This is just a quick post but it has a message about how important it is to take care of our children, the most precious asset of all.
I was recently taking a stroll through the Roma Street gardens, a beautiful park just a short walk from the Brisbane CBD.
I stumbled upon the following brass plaque encased in sandstone and surrounded by lavender in bloom.
From a distance I could see the word “Apology” and naturally assumed it was in recognition of those dear indigenous children stolen from their parents because of a misguided government policy and ignorant social conscience.
But as I came nearer I was quite taken aback as the intended recipient of this apology was revealed.
The apology was to the children, mothers and fathers who suffered loss through another terrible mistake by bureaucrats in the past.
In 1950s, 60s and 70s Australia it was a socially unacceptable thing for a single mother to keep her child after birth. The whole idea of a woman giving birth to a child out of wedlock or even worse without a known father was considered abhorrent by the church (which cut much sway at that time) and society in general. Women who fell pregnant were considered sexually promiscuous, morally loose and definitely not contenders for motherhood. The social stigma an unwed mother faced was enormous and government support non existent.
So thousands of children were removed from their parents and many of those children grew up with feelings of loss, confusion about their identity, and fear of abandonment.
I know this for a fact, I was one of those children.

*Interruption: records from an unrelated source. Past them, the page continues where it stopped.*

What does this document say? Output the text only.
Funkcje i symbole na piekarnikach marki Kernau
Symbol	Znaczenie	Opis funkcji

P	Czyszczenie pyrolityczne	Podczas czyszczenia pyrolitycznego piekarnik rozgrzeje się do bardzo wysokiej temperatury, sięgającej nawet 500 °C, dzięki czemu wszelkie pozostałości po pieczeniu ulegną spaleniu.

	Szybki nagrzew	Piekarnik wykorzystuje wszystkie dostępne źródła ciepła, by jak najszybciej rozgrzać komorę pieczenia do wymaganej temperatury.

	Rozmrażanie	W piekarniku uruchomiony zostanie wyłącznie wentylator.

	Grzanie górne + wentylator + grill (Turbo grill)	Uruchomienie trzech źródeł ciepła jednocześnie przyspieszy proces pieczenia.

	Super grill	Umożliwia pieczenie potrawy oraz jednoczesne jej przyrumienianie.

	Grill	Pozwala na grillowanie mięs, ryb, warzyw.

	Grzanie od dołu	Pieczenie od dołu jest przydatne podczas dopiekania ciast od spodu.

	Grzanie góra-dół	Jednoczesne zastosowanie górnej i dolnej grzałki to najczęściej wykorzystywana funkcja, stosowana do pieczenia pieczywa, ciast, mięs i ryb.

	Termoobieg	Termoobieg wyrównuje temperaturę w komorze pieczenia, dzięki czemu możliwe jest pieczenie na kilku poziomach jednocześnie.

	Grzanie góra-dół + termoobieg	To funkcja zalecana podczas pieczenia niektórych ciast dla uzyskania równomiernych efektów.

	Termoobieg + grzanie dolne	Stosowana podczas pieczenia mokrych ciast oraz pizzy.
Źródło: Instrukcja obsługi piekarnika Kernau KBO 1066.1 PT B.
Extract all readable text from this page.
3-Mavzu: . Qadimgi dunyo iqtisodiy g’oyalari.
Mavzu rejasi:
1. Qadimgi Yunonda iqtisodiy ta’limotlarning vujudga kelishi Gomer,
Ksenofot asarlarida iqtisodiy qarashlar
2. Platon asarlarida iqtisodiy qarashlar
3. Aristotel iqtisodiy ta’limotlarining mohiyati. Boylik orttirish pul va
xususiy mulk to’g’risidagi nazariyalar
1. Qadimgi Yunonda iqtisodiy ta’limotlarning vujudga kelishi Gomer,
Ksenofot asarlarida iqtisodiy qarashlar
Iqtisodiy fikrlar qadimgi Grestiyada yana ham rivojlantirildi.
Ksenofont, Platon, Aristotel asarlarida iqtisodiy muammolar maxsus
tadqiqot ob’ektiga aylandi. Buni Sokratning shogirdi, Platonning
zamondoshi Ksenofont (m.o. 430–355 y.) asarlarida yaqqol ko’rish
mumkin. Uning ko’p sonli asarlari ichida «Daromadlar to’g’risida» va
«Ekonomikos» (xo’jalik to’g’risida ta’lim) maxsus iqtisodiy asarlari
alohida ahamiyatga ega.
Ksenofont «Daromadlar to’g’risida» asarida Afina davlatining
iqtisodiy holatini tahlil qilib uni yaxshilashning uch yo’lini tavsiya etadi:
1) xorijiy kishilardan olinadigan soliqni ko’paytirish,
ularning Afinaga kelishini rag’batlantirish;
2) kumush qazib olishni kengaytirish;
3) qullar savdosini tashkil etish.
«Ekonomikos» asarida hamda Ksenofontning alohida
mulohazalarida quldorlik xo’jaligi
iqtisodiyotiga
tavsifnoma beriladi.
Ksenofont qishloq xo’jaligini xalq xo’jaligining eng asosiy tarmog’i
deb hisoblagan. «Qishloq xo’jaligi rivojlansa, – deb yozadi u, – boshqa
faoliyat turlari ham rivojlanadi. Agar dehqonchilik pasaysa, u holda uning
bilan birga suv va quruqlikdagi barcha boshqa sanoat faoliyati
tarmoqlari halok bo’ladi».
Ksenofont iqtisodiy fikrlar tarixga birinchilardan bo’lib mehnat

I need parents with adopted children to understand that separation and divorce is taken very hard by adopted children and the approach you take as you prepare to part ways needs to take that into consideration.
We like to hark on about how the Family Law Act wants all parties concerned to treat as important “the best interests of the child”.
But the thing is, for many adopted children your separation is another act of abandonment and can have a lasting affect on a child already struggling with identity.
Stability, family and love are at the very core of many adoptees’ concerns. When you are devising a post separation parenting plan do everything you can to help your adopted child deal with their emotions, fears and frustrations.
You may chose not to be spouses or partners forever but you need to do everything you can to ensure their worries and feelings are mitigated.
Finally, with my own story, I wanted to give you a happy ending.
I met my birth mum in 2000 and we have been like peas in a pod ever since.
In a way I feel I have finally come…home.